Limitations & Future Work

  • The method is specifically targeted at discrete choice tasks (MCQ/Judge). Quantifying "semantic equivalence" in open-ended generation is difficult, and permutations are harder to define.
  • Experiments were limited to English and mid-sized models (8B/32B). Generalization to super-long options or multilingual scenarios remains unknown.

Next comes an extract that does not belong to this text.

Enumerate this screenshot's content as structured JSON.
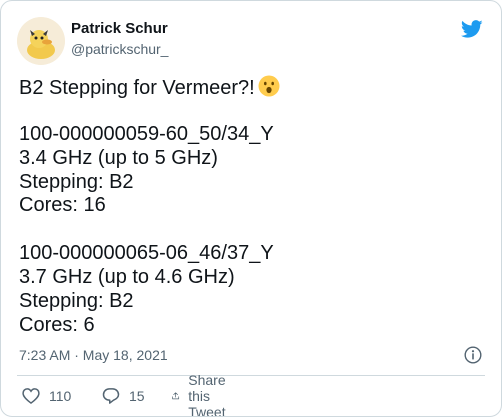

  • Future improvements could involve hierarchical advantages or weighting position-specific consistency terms to address residual position bias.

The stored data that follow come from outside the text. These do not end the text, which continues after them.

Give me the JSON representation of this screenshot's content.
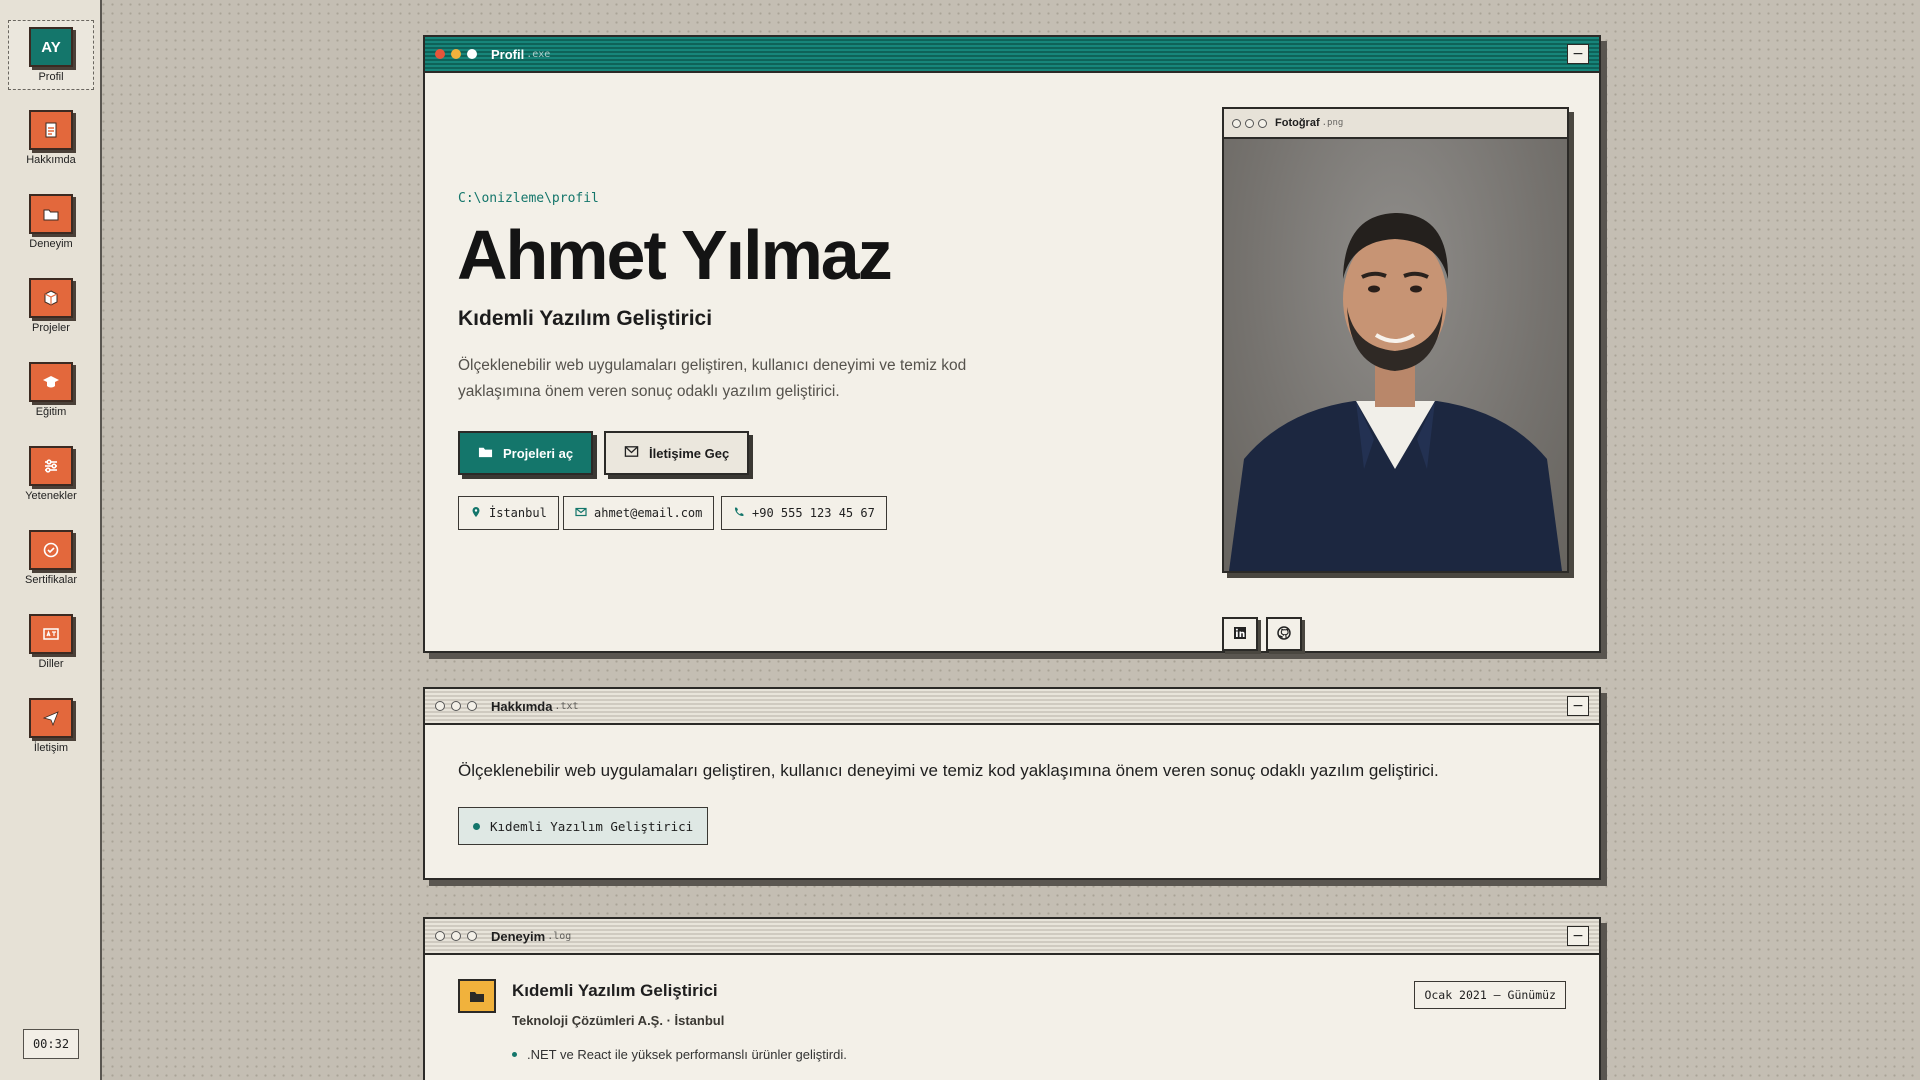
{
  "dock": {
    "avatar_initials": "AY",
    "items": [
      {
        "label": "Profil",
        "icon": "avatar-initials"
      },
      {
        "label": "Hakkımda",
        "icon": "document-icon"
      },
      {
        "label": "Deneyim",
        "icon": "folder-open-icon"
      },
      {
        "label": "Projeler",
        "icon": "package-icon"
      },
      {
        "label": "Eğitim",
        "icon": "graduation-cap-icon"
      },
      {
        "label": "Yetenekler",
        "icon": "sliders-icon"
      },
      {
        "label": "Sertifikalar",
        "icon": "check-circle-icon"
      },
      {
        "label": "Diller",
        "icon": "language-icon"
      },
      {
        "label": "İletişim",
        "icon": "send-icon"
      }
    ],
    "clock": "00:32"
  },
  "profile_window": {
    "title": "Profil",
    "ext": ".exe",
    "path": "C:\\onizleme\\profil",
    "name": "Ahmet Yılmaz",
    "role": "Kıdemli Yazılım Geliştirici",
    "description": "Ölçeklenebilir web uygulamaları geliştiren, kullanıcı deneyimi ve temiz kod yaklaşımına önem veren sonuç odaklı yazılım geliştirici.",
    "primary_button": "Projeleri aç",
    "secondary_button": "İletişime Geç",
    "chips": {
      "location": "İstanbul",
      "email": "ahmet@email.com",
      "phone": "+90 555 123 45 67"
    },
    "photo_window": {
      "title": "Fotoğraf",
      "ext": ".png"
    },
    "social": [
      "linkedin-icon",
      "github-icon"
    ]
  },
  "about_window": {
    "title": "Hakkımda",
    "ext": ".txt",
    "text": "Ölçeklenebilir web uygulamaları geliştiren, kullanıcı deneyimi ve temiz kod yaklaşımına önem veren sonuç odaklı yazılım geliştirici.",
    "tag": "Kıdemli Yazılım Geliştirici"
  },
  "experience_window": {
    "title": "Deneyim",
    "ext": ".log",
    "job_title": "Kıdemli Yazılım Geliştirici",
    "company": "Teknoloji Çözümleri A.Ş. · İstanbul",
    "date": "Ocak 2021 — Günümüz",
    "bullets": [
      ".NET ve React ile yüksek performanslı ürünler geliştirdi."
    ]
  },
  "colors": {
    "accent_teal": "#14766b",
    "accent_orange": "#e3683c",
    "accent_yellow": "#f1b23c",
    "background": "#c4beb3",
    "window_bg": "#f3f0e8"
  }
}
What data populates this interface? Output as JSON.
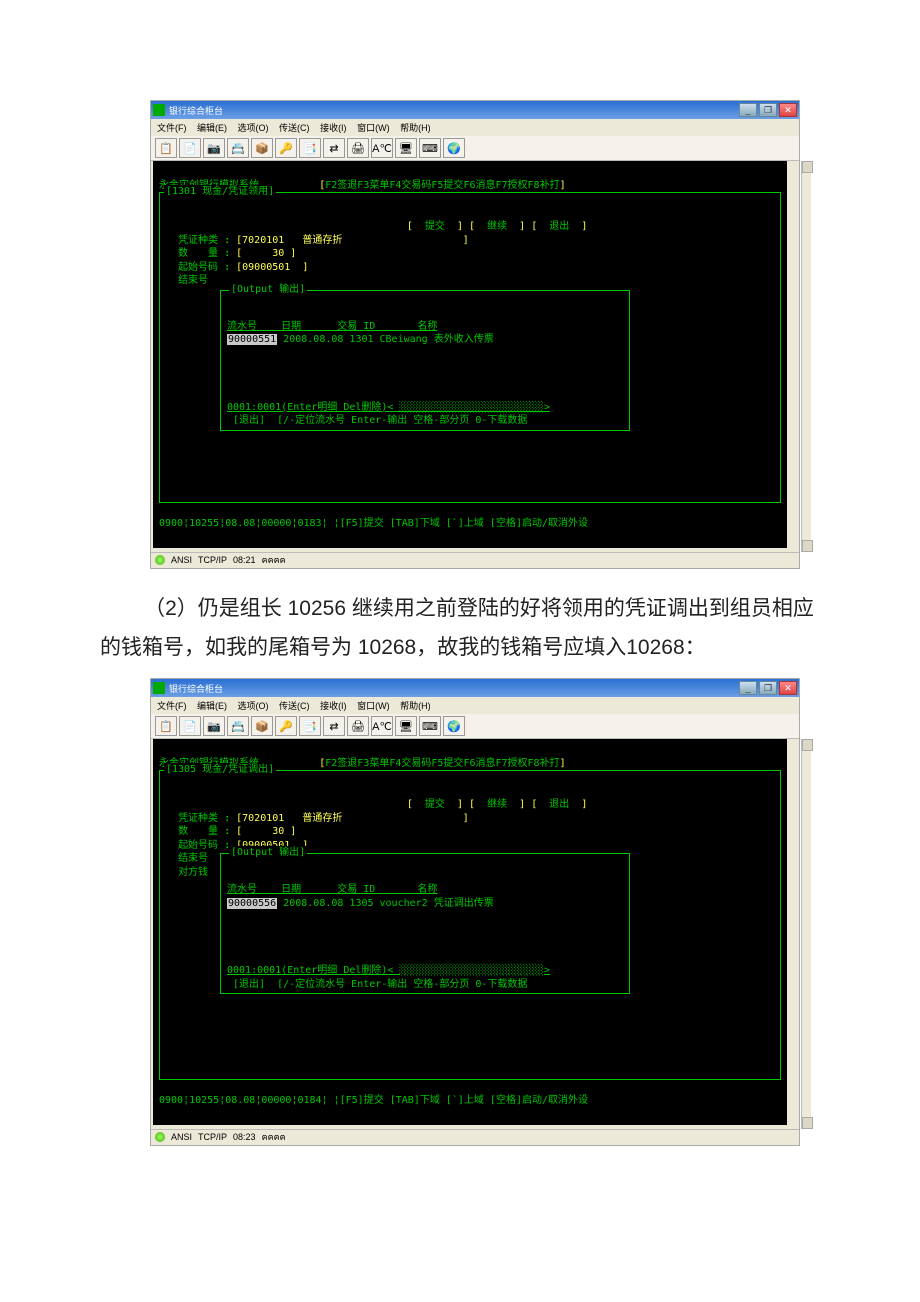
{
  "app_title": "银行综合柜台",
  "win_controls": {
    "min": "_",
    "max": "❐",
    "close": "✕"
  },
  "menubar": [
    "文件(F)",
    "编辑(E)",
    "选项(O)",
    "传送(C)",
    "接收(I)",
    "窗口(W)",
    "帮助(H)"
  ],
  "toolbar_icons": [
    "📋",
    "📄",
    "📷",
    "📇",
    "📦",
    "🔑",
    "📑",
    "⇄",
    "🖨",
    "A℃",
    "🖥",
    "⌨",
    "🌍"
  ],
  "system_name": "永金实创银行模拟系统",
  "fn_bar": {
    "prefix": "[",
    "suffix": "]",
    "items": [
      "F2签退",
      "F3菜单",
      "F4交易码",
      "F5提交",
      "F6消息",
      "F7授权",
      "F8补打"
    ]
  },
  "screen1": {
    "code_line": "[1301 现金/凭证领用]",
    "actions": [
      "提交",
      "继续",
      "退出"
    ],
    "fields": {
      "type_label": "凭证种类",
      "type_value": "[7020101   普通存折",
      "qty_label": "数　　量",
      "qty_value": "[     30 ]",
      "start_label": "起始号码",
      "start_value": "[09000501  ]",
      "end_label": "结束号"
    },
    "output_title": "[Output 输出]",
    "output_headers": "流水号    日期      交易 ID       名称",
    "output_row_serial": "90000551",
    "output_row_rest": " 2008.08.08 1301 CBeiwang 表外收入传票",
    "output_footer1": "0001:0001(Enter明细 Del删除)< ░░░░░░░░░░░░░░░░░░░░░░░░>",
    "output_footer2": " [退出]  [/-定位流水号 Enter-输出 空格-部分页 0-下载数据",
    "bottom_status": "0900¦10255¦08.08¦00000¦0183¦ ¦[F5]提交 [TAB]下域 [`]上域 [空格]启动/取消外设"
  },
  "paragraph": {
    "prefix": "（2）",
    "text": "仍是组长 10256 继续用之前登陆的好将领用的凭证调出到组员相应的钱箱号，如我的尾箱号为 10268，故我的钱箱号应填入10268："
  },
  "screen2": {
    "code_line": "[1305 现金/凭证调出]",
    "actions": [
      "提交",
      "继续",
      "退出"
    ],
    "fields": {
      "type_label": "凭证种类",
      "type_value": "[7020101   普通存折",
      "qty_label": "数　　量",
      "qty_value": "[     30 ]",
      "start_label": "起始号码",
      "start_value": "[09000501  ]",
      "end_label": "结束号",
      "other_label": "对方钱"
    },
    "output_title": "[Output 输出]",
    "output_headers": "流水号    日期      交易 ID       名称",
    "output_row_serial": "90000556",
    "output_row_rest": " 2008.08.08 1305 voucher2 凭证调出传票",
    "output_footer1": "0001:0001(Enter明细 Del删除)< ░░░░░░░░░░░░░░░░░░░░░░░░>",
    "output_footer2": " [退出]  [/-定位流水号 Enter-输出 空格-部分页 0-下载数据",
    "bottom_status": "0900¦10255¦08.08¦00000¦0184¦ ¦[F5]提交 [TAB]下域 [`]上域 [空格]启动/取消外设"
  },
  "statusbar1": {
    "proto": "ANSI",
    "conn": "TCP/IP",
    "time": "08:21",
    "extra": "ฅฅฅฅ"
  },
  "statusbar2": {
    "proto": "ANSI",
    "conn": "TCP/IP",
    "time": "08:23",
    "extra": "ฅฅฅฅ"
  }
}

  • vs. PriDe / CalibraEval (Inference Calibration): These methods adjust softmax during inference without altering the model. PA-GRPO trains invariance into the policy, requiring only single-pass inference during deployment.
  • vs. PIF (SFT Debiasing): PIF uses point-wise negative samples for cross-entropy, where the model passively learns what is incorrect. PA-GRPO uses RL for active exploration, letting the model discover position-independent strategies that yield stable, high rewards.
  • vs. Standard GRPO: The primary difference is the boundary of the "group" for the baseline calculation. This single change yielded +6.4 CA on PreferenceBench, suggesting the definition of a "group" in GRPO is a significant hyperparameter.
  • Insight: All work using RL for alignment should question whether their "groups" consist of truly semantically equivalent samples. This perspective can be extended to chain-of-thought RL (different reasoning paths for the same problem) or tool-use RL (different tool sequences for the same task).

Rating

  • Novelty: ⭐⭐⭐⭐ "Permutation-blindness" is a fresh concept, though the solutions (cross-permutation baseline + consistency reward) are intuitive combinations.
  • Experimental Thoroughness: ⭐⭐⭐⭐⭐ Conducted across 3 backbones, 7 benchmarks, and 5 baselines, with thorough ablations on bias decomposition, CoT, hyperparameters, and permutation size.
  • Writing Quality: ⭐⭐⭐⭐⭐ Definitions are clear, formulas are concise, and comparisons are intuitive.
  • Value: ⭐⭐⭐⭐⭐ A directly applicable RL recipe providing immediate debiasing for any work using LLM-as-a-Judge for alignment or leaderboards.